The High Court considered the submissions of the parties to the present writ petition. The High Court observed that the mere fact that the proceeding under the FEMA was initiated in 2016 before Section 14 of the IBC came into operation in 2018 would be irrelevant as Section 14 speaks not only about the initiation, but also about the continuation of pending suits or proceedings. Section 33(5) provides that subject to section 52, when a liquidation order has been passed, no suit or other legal proceeding shall be instituted by the liquidator on behalf of the corporate debtor with the prior approval of the Adjudicating Authority. After liquidation order, the corporate debtor might be sold as a going concern or the assets might be sold. Therefore, once CIRP was admitted, the assets on corporate debtor could not be attached. They would be sold in CIRP or in liquidation.

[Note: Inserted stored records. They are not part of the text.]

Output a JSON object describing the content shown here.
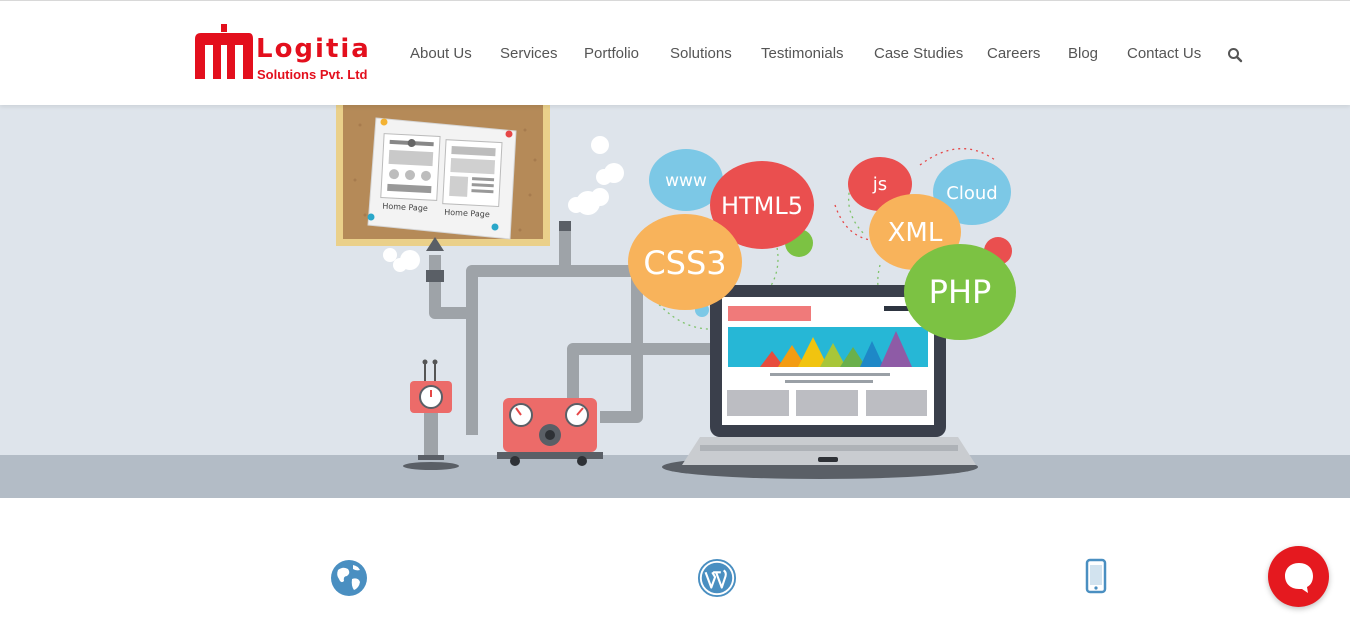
{
  "brand": {
    "name": "Logitia",
    "tagline": "Solutions Pvt. Ltd",
    "color": "#e30f1d"
  },
  "nav": {
    "items": [
      {
        "label": "About Us"
      },
      {
        "label": "Services"
      },
      {
        "label": "Portfolio"
      },
      {
        "label": "Solutions"
      },
      {
        "label": "Testimonials"
      },
      {
        "label": "Case Studies"
      },
      {
        "label": "Careers"
      },
      {
        "label": "Blog"
      },
      {
        "label": "Contact Us"
      }
    ],
    "search_icon": "search-icon"
  },
  "hero": {
    "board_card_labels": [
      "Home Page",
      "Home Page"
    ],
    "bubbles": [
      "www",
      "HTML5",
      "CSS3",
      "js",
      "Cloud",
      "XML",
      "PHP"
    ]
  },
  "features": {
    "icons": [
      "globe-icon",
      "wordpress-icon",
      "mobile-phone-icon"
    ],
    "icon_color": "#4a8fc1"
  },
  "chat": {
    "icon": "chat-icon",
    "color": "#e5191f"
  }
}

The High Court relied on the judgment of Supreme Court in Ramsarup Industries Limited and others Versus Union of India and another - 2022 (8) TMI 1575 - CALCUTTA HIGH COURT in which it was held that the provisions of the Code would override the provisions of the FEMA. Therefore, the moratorium under the Code would override the provisions of the FEMA. Not only was the Code enacted while the FEMA was in existence, but Section 238 of the Code also clearly provided for a non-obstante clause. On the other hand, FEMA did not have such non-obstante clause.
In view of the proceedings pending under the Code and the orders passed therein, the impugned provisional seizure order and the impugned notices could not have been issued. Therefore, the impugned notices are quashed. However, a proceeding can fairly be initiated against the erstwhile Director and the Officer of the corporate debtor, if they are found to be individually liable.